Add colour to black tie
Tailor Patrick Johnson wants you to ride camel down the aisle
Words: Damien Woolnough
Photography: P Johnson Tailors
22th May 2018
Black tie can be far from boring, just ask Australian tailor Patrick Johnson.
Since returning home in 2008 from working in London, Johnson has woven a sturdy reputation for formal attire that incorporates the relaxed way of living south of the equator.

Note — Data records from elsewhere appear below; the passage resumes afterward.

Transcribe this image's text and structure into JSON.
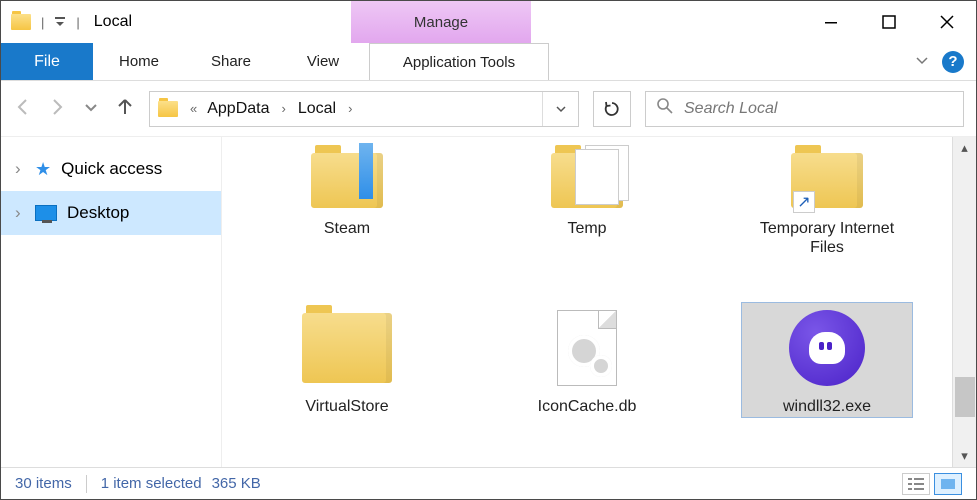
{
  "window": {
    "title": "Local",
    "context_tab": "Manage"
  },
  "ribbon": {
    "file": "File",
    "tabs": [
      "Home",
      "Share",
      "View"
    ],
    "context_tool": "Application Tools"
  },
  "breadcrumb": {
    "parts": [
      "AppData",
      "Local"
    ],
    "truncated_prefix": "«"
  },
  "search": {
    "placeholder": "Search Local"
  },
  "sidebar": {
    "items": [
      {
        "label": "Quick access"
      },
      {
        "label": "Desktop"
      }
    ]
  },
  "items": {
    "row1": [
      {
        "name": "Steam",
        "kind": "folder-steam"
      },
      {
        "name": "Temp",
        "kind": "folder-papers"
      },
      {
        "name": "Temporary Internet Files",
        "kind": "folder-shortcut"
      }
    ],
    "row2": [
      {
        "name": "VirtualStore",
        "kind": "folder"
      },
      {
        "name": "IconCache.db",
        "kind": "gearfile"
      },
      {
        "name": "windll32.exe",
        "kind": "app",
        "selected": true
      }
    ]
  },
  "status": {
    "count_label": "30 items",
    "selection_label": "1 item selected",
    "size_label": "365 KB"
  }
}
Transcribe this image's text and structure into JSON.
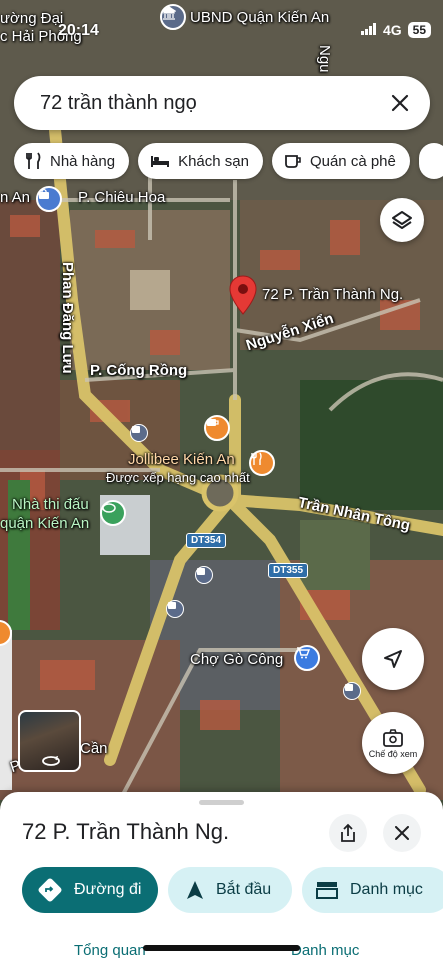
{
  "status_bar": {
    "time": "20:14",
    "network": "4G",
    "battery": "55"
  },
  "search": {
    "query": "72 trần thành ngọ"
  },
  "chips": [
    {
      "label": "Nhà hàng",
      "icon": "fork-knife-icon"
    },
    {
      "label": "Khách sạn",
      "icon": "bed-icon"
    },
    {
      "label": "Quán cà phê",
      "icon": "coffee-cup-icon"
    }
  ],
  "map": {
    "pin_label": "72 P. Trần Thành Ng.",
    "labels": {
      "top_left_1": "ường Đại",
      "top_left_2": "c Hải Phòng",
      "ubnd": "UBND Quận Kiến An",
      "nga": "Ngu",
      "an": "n An",
      "chieu_hoa": "P. Chiêu Hoa",
      "phan_dang_luu": "Phan Đăng Lưu",
      "nguyen_xien": "Nguyễn Xiển",
      "cong_rong": "P. Cống Rồng",
      "jollibee": "Jollibee Kiến An",
      "jollibee_sub": "Được xếp hạng cao nhất",
      "nha_thi_dau_1": "Nhà thi đấu",
      "nha_thi_dau_2": "quận Kiến An",
      "tran_nhan_tong": "Trần Nhân Tông",
      "dt354": "DT354",
      "dt355": "DT355",
      "cho_go_cong": "Chợ Gò Công",
      "can": "Cần",
      "p_le": "P. Le"
    },
    "view_mode_label": "Chế độ xem"
  },
  "sheet": {
    "title": "72 P. Trần Thành Ng.",
    "actions": {
      "directions": "Đường đi",
      "start": "Bắt đầu",
      "list": "Danh mục"
    },
    "tabs": {
      "overview": "Tổng quan",
      "list": "Danh mục"
    }
  },
  "colors": {
    "accent": "#0b6e74",
    "pin": "#e53935",
    "chip_light": "#d6f1f4"
  }
}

He also has a flair for bending the sartorial rules, rather than breaking them, with slightly more relaxed silhouettes and surprising additions of colour, such as this season’s splash of camel.
"It has an interesting freshness to it that works really well with eveningwear, and with black," Johnson says. "It's not easy for everybody to wear but I think when worn correctly it can be a really powerful look."
To communicate the power Johnson cast 53-year-old Swedish model Anton Nillson in his latest campaign.
"We've known about Anton for some time but hadn't had a chance to work with him," Johnson says. "We heard he was coming to Australia so we jumped on the opportunity. Anton has a really nice, relaxed attitude, which comes through in the pictures. It also helps that he's one of the best looking men we've ever seen."
The camel crusade fits perfectly into Johnson's work philosophy, especially when it comes to black tie. "Our approach is to have something comfortable and light, but a bit different."
Since returning home in 2008 from working in London, Johnson has woven a sturdy reputation for formal attire that incorporates the relaxed way of living south of the equator, but there is still rigour to his approach. To create the coolest camel, Johnson went straight to the top.
Our approach is to have something comfortable and light, but a bit different.
Patrick Johnson. Photo: Hugh Stewart.
"We worked with Loro Piana on a particular cotton wool silk blend which has a beautiful finish," Johnson says. "This particular one is woven in a solaro finish, where the underside of the cloth is red, which comes through in the sun."
Johnson is something of a jetsetter, with outposts in Sydney, Melbourne, New York, London and a workshop in Carrara Italy, so he knows where you should be breaking out your camel jacket.
"I imagine it worn somewhere coastal at a black tie event - the colour looks great beside water," he says.